Nope. A strong holiday shopping season caused UPS to exceed their network capacity, making #UPSfail one of the top trending hashtags on Christmas day. UPS has tough job this time of year, and it’s all orchestrated from an office in Louisville, KY.

Consider this: A traveling salesman needs to make five stops in a city. What is the shortest path to hit all five points?

A UPS driver needs to make over 200 stops in a city, every day. What is the shortest path to hit all 200 points?

The computation time to solve the first problem might be less than a second. The second problem takes that amount of time, raised to the 20th power. Now scale the solution for the 132 million packages UPS must deliver in the week before Christmas. This is the task faced by the UPS dispatch planning system.

Look at the label on your next UPS package. This tells you exactly where the package sat in the brown truck on the drive to your home.

UPS shipping label

A UPS driver has 9 seconds to remove a package from the truck. She has another 30 seconds to walk to your doorstep and knock on the door. If there’s no response, you get an infonotice. UPS drivers adhere to this strict schedule to match their deliveries and breaks to the traveling salesman solution generated by the dispatch planner.

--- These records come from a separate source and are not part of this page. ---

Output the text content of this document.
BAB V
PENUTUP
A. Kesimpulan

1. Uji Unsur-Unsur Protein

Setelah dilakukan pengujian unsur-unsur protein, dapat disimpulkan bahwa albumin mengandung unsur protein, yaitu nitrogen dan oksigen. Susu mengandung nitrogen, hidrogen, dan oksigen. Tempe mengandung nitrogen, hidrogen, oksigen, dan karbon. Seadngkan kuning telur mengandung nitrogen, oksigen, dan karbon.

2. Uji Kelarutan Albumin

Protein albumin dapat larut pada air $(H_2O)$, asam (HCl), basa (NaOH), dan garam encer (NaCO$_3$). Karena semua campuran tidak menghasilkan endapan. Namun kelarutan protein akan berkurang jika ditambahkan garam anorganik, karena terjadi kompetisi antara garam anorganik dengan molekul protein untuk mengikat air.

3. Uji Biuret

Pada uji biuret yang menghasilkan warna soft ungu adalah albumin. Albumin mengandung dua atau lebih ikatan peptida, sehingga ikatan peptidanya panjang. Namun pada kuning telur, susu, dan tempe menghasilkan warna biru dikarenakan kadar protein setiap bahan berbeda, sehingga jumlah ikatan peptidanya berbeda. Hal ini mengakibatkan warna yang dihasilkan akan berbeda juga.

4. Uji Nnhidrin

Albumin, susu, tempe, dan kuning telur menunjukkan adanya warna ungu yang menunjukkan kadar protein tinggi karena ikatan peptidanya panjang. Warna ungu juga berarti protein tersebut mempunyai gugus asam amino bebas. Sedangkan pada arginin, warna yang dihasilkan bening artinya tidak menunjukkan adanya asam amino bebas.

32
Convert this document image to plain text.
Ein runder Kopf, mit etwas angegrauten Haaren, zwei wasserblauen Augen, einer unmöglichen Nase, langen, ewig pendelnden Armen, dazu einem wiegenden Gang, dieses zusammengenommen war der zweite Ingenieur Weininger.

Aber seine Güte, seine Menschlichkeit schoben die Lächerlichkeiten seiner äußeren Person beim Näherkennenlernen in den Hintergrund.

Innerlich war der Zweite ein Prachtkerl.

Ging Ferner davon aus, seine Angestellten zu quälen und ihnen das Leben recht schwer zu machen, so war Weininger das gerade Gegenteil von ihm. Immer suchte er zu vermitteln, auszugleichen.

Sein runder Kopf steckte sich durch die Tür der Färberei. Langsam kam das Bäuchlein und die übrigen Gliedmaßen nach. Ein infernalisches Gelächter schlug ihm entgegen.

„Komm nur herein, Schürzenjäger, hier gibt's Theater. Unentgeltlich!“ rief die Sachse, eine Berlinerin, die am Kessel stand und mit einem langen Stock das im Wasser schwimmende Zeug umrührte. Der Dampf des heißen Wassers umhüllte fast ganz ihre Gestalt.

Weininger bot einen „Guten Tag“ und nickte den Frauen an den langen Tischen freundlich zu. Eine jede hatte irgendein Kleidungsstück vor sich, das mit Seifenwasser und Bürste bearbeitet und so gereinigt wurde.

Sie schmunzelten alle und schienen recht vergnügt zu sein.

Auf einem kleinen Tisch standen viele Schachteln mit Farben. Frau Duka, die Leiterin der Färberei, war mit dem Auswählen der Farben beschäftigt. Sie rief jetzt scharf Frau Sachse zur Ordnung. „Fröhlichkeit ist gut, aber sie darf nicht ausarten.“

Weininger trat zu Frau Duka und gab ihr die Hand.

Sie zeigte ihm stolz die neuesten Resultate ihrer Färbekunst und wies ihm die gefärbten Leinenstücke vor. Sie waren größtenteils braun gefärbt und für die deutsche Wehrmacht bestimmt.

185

The drivers are under immense pressure. A 5-minute delay in a single driver’s day, added up over the course of the year, translates to a $105 million annual loss for UPS.

ups infonotice

There’s a much simpler solution to all of this. With over 300 million passenger vehicles on the road and an average vehicle occupancy of 1.2 passengers, there already exists a self-assembled delivery network. What more, each driver has already optimized their own route.

This is tantamount to solving the traveling salesman problem with a distributed computing system versus a centralized machine. In effect, a solution is reached in constant time rather than exponential time. And as is the case with distributed systems, breakdowns are contained without resulting in an Epic Fail.

Crowdsourced delivery is becoming a reality on the west coast, thanks to Barnacle. Judging by the number of tweets claiming to renounce UPS and FedEx forever, it’s quite possible that next year, we won’t be asking if UPS can save Christmas. Christmas will be saved by the crowd.